For those that want a quick review of the most important part, I pasted the main points below (e.g., re-shifting of dates during each refresh):
We will utilize the following techniques to minimize risk and protect patient confidentiality:
-
Identifier Generation: Anonymized, masked patient identifiers will have already been assigned to each record (i.e., MRNs will not be visible) as part of the initial transfer of data into the CHCO OMOP CDM limited data repository.
When data is transferred into the OMOP CDM de-identified data repository the masked identifiers will be rerandomized and a completely new set of identifiers will be created. Once this transformation and re-randomization
is complete the mapping tables will be destroyed.
-
Date Shifting: Obfuscation will be used to de-identify dates each time data is transferred from the CHCO OMOP CDM limited data repository to the OMOP CDM de-identified data repository. This obfuscation process involves
adding a random number of days to all dates associated with a patient; each patient’s dates are shifted by a different random number of days. A uniform random distribution will be used to generate a random number of days
to shift dates between -60 to +60 days (a 120 day interval). Once the mapping information used to shift the dates is destroyed the process cannot be reversed. Since date obfuscation may potentially impact aggregate numbers (i.e., can cause patients to shift into or out of time intervals), analyses and interpretation of findings will be known to be approximate, which adds an additional layer of patient privacy protection.
-
Mapping procedures: The mappings used to re-randomize patient identifiers and shift patient dates utilized each time data is refreshed and transferred from the CHCO OMOP CDM limited data repository to the OMOP CDM deidentified data repository will be destroyed after the transformations are complete. Thus there will be no viable link that could be used to identify patients included in the OMOP CDM de-identified repository. Further, since the mappings used to transform the data will be destroyed each time new data is incorporated into the repository, each transform will result in a new set of shifted dates and re-randomized identifiers unique to that particular data transfer.

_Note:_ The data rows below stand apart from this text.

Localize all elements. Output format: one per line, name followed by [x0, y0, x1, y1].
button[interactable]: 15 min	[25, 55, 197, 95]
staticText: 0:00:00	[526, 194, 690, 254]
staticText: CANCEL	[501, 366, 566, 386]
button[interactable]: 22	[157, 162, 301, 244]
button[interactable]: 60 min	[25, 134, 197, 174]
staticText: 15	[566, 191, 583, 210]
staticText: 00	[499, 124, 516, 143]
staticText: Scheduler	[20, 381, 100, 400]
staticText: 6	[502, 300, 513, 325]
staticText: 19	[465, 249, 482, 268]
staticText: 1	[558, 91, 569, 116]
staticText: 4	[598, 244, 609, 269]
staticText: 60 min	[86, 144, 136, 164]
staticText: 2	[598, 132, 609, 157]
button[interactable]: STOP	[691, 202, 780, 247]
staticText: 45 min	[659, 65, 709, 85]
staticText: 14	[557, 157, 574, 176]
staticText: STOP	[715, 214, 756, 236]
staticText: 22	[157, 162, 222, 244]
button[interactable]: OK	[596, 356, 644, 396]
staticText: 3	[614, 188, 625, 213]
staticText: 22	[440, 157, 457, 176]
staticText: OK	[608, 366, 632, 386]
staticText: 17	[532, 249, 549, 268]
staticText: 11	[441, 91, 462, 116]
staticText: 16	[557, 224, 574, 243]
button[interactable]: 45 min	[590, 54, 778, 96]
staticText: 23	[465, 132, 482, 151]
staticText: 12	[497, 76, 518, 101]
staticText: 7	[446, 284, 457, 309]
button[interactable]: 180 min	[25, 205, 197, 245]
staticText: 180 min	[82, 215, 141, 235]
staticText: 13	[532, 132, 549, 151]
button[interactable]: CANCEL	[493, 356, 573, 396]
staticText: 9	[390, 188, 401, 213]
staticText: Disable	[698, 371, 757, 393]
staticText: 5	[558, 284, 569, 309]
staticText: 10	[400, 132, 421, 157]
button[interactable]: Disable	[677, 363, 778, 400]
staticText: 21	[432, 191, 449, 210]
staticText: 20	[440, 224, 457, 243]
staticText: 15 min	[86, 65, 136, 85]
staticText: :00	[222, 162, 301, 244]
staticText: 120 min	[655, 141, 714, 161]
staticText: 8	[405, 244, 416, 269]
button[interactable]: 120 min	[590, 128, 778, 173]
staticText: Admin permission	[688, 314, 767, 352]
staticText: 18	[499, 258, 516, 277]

In summary, our approach applies multiple layers of protection; a de-identified OMOP CDM data repository within the CHCO secure computing environment where only de-identified portions of data are exported. Moreover, all identifiers in structured data are masked (i.e., provided randomly assigned identifiers and utilization of only time altered dates) at all times. The combination of these measures ensures several layers of protection for patient data.